Schulreform in Berlin: Hauptstadt ohne Hauptschulen

In Berlin verabschiedet das Landesparlament eine Schulreform. Künftig wird es nur noch zwei Oberschulformen geben. Ein umstrittenes Projekt.

Die Änderung der Berliner Schulstruktur Bild: Infotext

BERLIN taz | Hauptschulen, ade: In Berlin sollen Grundschulabgänger künftig nur noch zwischen zwei Oberschularten wählen können. Das Landesparlament verabschiedete am Donnerstag mit den Stimmen der rot-roten Mehrheit eine entsprechende Schulgesetznovelle.

Damit wird eine Reform besiegelt, deren Umsetzung zum Ärger ihrer Gegner längst begonnen hat. Mit Geldern aus dem Konjunkturpaket II des Bundes finanziert Berlin bereits seit Mitte vergangenen Jahres den Umbau der Schulen. Gesamt-, Real- und Hauptschulen werden zu den neuen Sekundarschulen zusammengeschlossen, die schon im kommenden Schuljahr im Sommer an den Start gehen sollen. An vielen Standorten ist für den obligaten Ganztagsbetrieb der neuen Schulform der Einbau etwa von Mensen notwendig.

Mit der Reform will Berlin den Misserfolgen des mehrgliedrigen Schulsystems ein Ende setzen. Die zeigten sich nicht nur bei Bildungsvergleichsstudien wie Pisa, wo die HauptstadtschülerInnen regelmäßig katastrophal schlecht abschnitten.
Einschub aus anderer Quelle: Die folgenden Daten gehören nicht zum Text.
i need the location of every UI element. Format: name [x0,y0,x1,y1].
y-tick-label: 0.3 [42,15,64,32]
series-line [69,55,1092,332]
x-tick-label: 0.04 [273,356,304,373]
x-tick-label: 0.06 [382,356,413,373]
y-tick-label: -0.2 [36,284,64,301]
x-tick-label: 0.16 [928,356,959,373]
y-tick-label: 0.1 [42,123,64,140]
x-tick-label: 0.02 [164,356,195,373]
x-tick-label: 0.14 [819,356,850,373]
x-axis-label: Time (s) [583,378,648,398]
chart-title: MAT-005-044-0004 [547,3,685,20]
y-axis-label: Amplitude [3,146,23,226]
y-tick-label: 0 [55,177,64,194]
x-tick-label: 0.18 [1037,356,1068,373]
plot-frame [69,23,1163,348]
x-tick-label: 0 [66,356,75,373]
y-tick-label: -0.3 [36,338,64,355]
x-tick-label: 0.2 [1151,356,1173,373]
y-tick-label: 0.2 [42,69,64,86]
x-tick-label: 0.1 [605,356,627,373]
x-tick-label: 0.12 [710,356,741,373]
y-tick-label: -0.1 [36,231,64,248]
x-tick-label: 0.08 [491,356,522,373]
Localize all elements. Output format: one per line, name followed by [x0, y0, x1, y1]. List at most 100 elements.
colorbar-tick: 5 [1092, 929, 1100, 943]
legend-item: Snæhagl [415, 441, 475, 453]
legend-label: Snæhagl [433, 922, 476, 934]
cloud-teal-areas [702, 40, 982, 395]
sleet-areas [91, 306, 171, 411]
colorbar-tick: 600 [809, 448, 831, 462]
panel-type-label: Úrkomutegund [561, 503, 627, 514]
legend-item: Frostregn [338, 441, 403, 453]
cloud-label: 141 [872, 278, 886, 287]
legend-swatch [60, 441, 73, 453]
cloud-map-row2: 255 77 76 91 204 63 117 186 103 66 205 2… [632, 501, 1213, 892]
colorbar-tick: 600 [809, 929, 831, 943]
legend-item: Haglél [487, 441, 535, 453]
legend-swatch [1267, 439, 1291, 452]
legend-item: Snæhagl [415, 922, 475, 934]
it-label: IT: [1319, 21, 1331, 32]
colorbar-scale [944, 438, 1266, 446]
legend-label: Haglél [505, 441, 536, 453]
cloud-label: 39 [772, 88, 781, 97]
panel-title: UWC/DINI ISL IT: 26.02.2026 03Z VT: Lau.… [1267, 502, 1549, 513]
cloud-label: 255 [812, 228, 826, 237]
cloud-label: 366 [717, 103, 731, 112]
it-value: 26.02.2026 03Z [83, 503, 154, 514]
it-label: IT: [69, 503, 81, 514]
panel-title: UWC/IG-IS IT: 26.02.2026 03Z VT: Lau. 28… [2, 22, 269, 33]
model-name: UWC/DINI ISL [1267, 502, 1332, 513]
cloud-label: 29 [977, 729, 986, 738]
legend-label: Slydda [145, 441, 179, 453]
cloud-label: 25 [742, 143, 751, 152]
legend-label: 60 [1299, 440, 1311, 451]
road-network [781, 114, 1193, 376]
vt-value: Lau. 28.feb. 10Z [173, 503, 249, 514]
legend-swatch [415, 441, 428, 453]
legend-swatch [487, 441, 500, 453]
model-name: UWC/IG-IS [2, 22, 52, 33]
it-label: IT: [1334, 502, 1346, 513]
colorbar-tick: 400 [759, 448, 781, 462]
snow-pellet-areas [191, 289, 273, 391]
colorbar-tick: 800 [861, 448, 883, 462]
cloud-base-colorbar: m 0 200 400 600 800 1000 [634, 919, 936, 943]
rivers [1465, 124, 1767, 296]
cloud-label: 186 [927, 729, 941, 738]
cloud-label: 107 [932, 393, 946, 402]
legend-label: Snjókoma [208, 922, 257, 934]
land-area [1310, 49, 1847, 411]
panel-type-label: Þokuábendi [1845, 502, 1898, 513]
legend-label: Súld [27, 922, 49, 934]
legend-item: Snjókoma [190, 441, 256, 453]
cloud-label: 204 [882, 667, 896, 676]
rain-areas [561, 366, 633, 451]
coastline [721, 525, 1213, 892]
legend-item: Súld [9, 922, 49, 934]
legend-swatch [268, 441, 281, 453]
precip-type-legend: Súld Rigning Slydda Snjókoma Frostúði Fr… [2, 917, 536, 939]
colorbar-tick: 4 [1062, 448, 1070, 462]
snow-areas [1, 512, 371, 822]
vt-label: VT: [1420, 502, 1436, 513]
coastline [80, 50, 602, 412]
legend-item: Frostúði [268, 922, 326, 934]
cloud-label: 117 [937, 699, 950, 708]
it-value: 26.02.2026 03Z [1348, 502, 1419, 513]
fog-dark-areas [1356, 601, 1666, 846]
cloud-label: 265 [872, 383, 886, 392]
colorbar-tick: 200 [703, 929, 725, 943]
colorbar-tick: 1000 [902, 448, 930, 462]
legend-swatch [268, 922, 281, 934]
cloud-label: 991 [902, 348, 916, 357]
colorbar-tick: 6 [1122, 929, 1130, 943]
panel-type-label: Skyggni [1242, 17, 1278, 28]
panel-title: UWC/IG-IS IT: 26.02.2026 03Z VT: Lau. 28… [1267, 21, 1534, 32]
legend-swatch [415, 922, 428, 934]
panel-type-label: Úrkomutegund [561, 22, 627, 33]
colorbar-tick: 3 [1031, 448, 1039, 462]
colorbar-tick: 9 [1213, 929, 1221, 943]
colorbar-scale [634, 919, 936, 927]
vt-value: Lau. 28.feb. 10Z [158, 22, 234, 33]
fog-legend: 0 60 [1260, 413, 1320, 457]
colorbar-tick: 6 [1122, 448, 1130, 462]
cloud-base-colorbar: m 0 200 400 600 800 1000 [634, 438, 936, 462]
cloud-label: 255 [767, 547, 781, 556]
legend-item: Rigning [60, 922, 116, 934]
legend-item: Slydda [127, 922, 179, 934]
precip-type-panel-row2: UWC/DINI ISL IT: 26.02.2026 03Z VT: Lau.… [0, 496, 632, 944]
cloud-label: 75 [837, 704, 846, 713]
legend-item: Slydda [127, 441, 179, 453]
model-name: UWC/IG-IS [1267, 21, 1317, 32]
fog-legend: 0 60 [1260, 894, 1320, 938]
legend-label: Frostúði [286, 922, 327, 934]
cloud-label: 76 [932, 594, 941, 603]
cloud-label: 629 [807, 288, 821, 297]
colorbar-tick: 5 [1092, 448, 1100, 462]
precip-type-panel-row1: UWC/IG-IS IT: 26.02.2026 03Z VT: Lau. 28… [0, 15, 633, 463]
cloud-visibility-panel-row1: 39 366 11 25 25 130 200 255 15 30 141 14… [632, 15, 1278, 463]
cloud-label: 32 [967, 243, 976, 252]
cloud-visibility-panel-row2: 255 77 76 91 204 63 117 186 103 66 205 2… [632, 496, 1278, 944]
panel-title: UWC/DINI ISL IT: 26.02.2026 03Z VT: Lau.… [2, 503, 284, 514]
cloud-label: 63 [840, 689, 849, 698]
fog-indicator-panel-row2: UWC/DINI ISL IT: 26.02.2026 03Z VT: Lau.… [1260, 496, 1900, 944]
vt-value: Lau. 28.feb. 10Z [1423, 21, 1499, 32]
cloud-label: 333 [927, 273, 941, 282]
Auch Desaster wie das bundesweites Aufsehen erregende Kapitulationsschreiben der Rütli-Hauptschule 2006 erleichterten den Abschied von der selektiven Schulstruktur.
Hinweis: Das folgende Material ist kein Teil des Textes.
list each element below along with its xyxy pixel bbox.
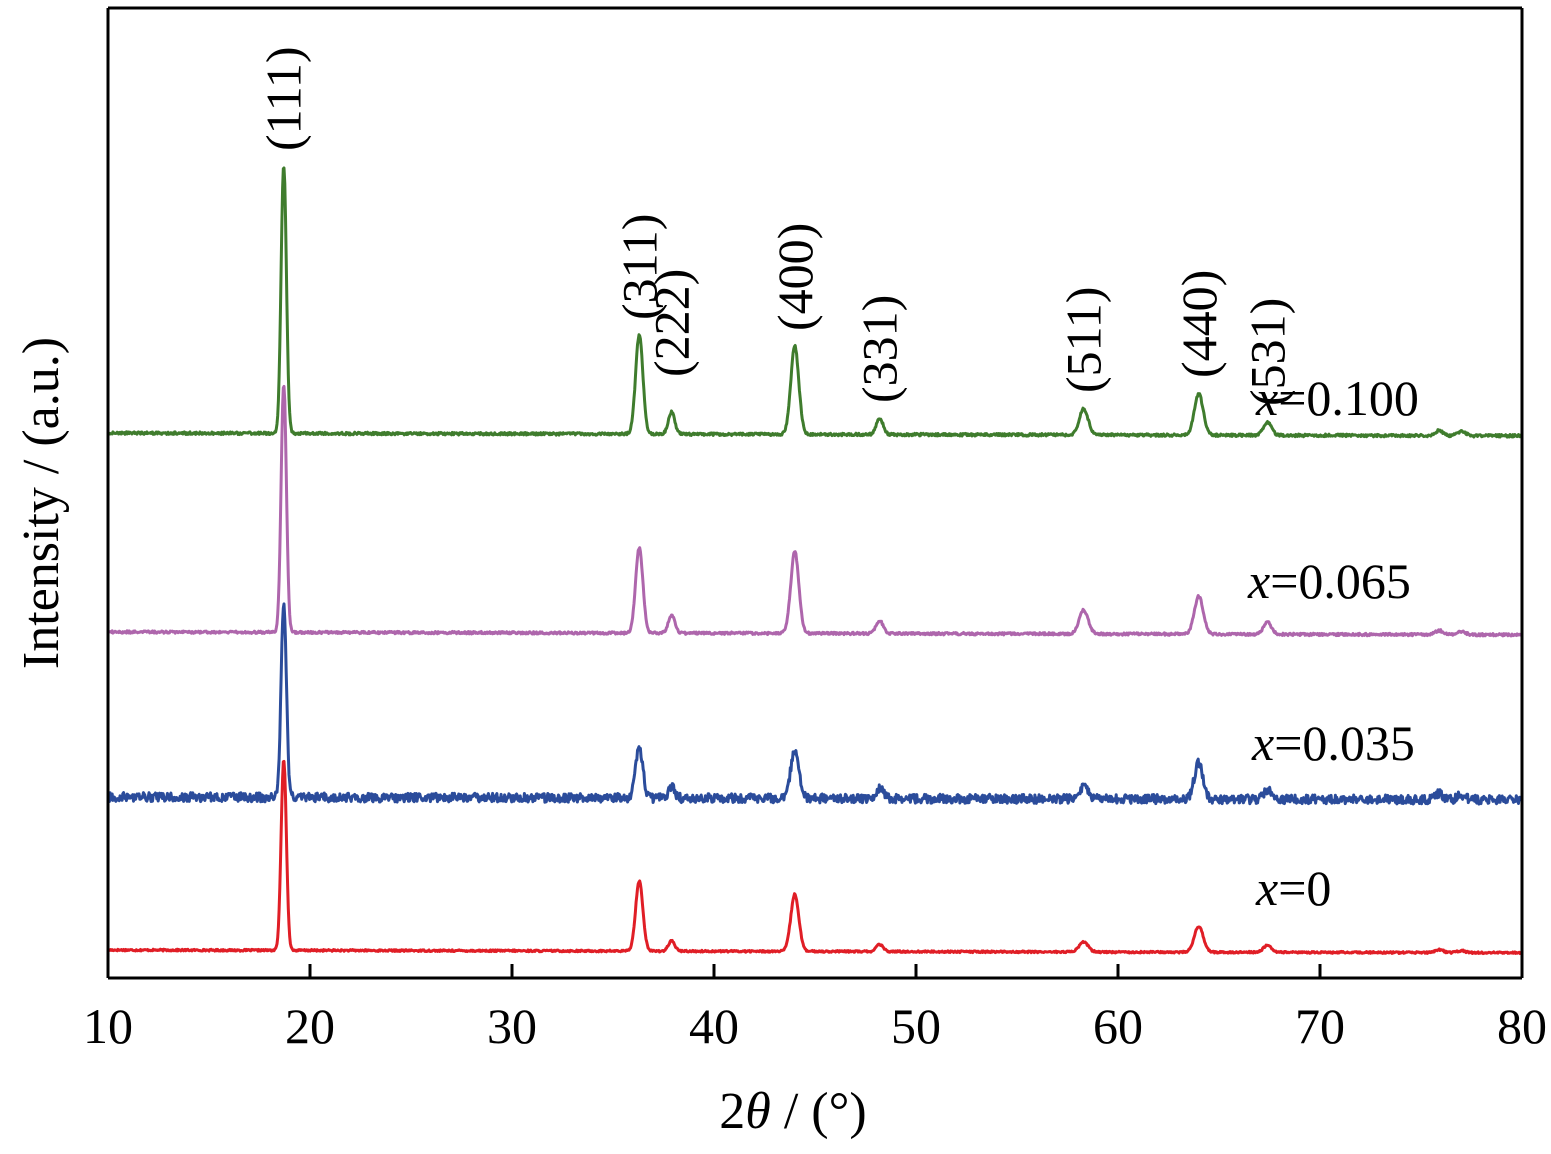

Soziale Ausdifferenzierung sei "eines der größten Probleme des derzeitigen Schulsystems", sagt Steffen Zillich, schulpolitischer Fraktionssprecher der Linkspartei, die die Reform maßgeblich vorantrieb. Sie werde "mehr soziale Gerechtigkeit" schaffen, hofft Zillich.

Dafür soll die Sekundarschule SchülerInnen verschiedener Leistungsniveaus gemeinsam unterrichten. Anders als das Gymnasium mit dem Abitur nach 12 – im Schnelldurchgang nur 11 – Jahren bietet sie das Abi auch nach 13 Jahren an. Alle anderen Schulabschlüsse bleiben erhalten – selbst der Hauptschulabschluss, der nun "Berufsbildungsreife" heißt.

Der gemischten Schülerschaft bietet die neue Schulform Klassen von höchstens 25 SchülerInnen, individuelle Förderung und zwei Stunden weniger Wochenunterricht als am Gymnasium. Beim "dualen Lernen" sollen in Kooperation mit Betrieben und Unternehmen den SekundarschülerInnen praktische Erfahrungen in der Arbeitswelt ermöglicht werden. Sowohl IHK als auch Handwerkskammer hätten schon Interesse signalisiert, sagt Jens Stiller, Sprecher der Berliner Senatsbildungsverwaltung.

Doch nicht alle sind mit der Schulreform glücklich: Sie werde den Schulen aufgezwungen, sagt Mieke Senftleben, bildungspolitische Sprecherin der FDP im Abgeordnetenhaus. Die CDU brachte gar einen Gegenentwurf ein, der mehr statt weniger Selektion vorsah: so die Wiedereinführung spezieller Klassen für SchülerInnen nichtdeutscher Herkunft.

Auch die Grünen sind gegen die Reform, die das Gymnasium zu wenig einbeziehe. Dort wurden nur die Zugangsbedingungen etwas geändert: Stark nachgefragte Gymnasien, die mehr BewerberInnen als Plätze haben, sollen künftig 30 Prozent ihrer Plätze verlosen. So soll auch an den Gymnasien eine gemischtere Schülerschaft entstehen. Für einen Stopp der Reform reichten aber die Stimmen der Opposition nicht aus.

Die Entscheidung über Erfolg oder Scheitern der Schulstrukturreform liegt nun bei den Eltern. Sie können wie bisher bei einer unverbindlichen Empfehlung der Grundschule die Oberschulform für ihr Kind frei wählen. Die Verunsicherung in der Elternschaft sei groß, sagt Inge Hirschmann, Vorsitzende des Berliner Grundschulverbands und Leiterin einer Kreuzberger Grundschule.

Zwar betrachteten viele die Reform als "politisch richtigen Schritt", doch noch fehle es an Vertrauen in die neu entstehende Schulform, für deren konkrete Ausgestaltung es an vielen künftigen Standorten noch an Konzepten fehle. Hirschmann rechnet deshalb zunächst mit einem "Run auf die Gymnasien: Denn dort ändert sich am wenigsten."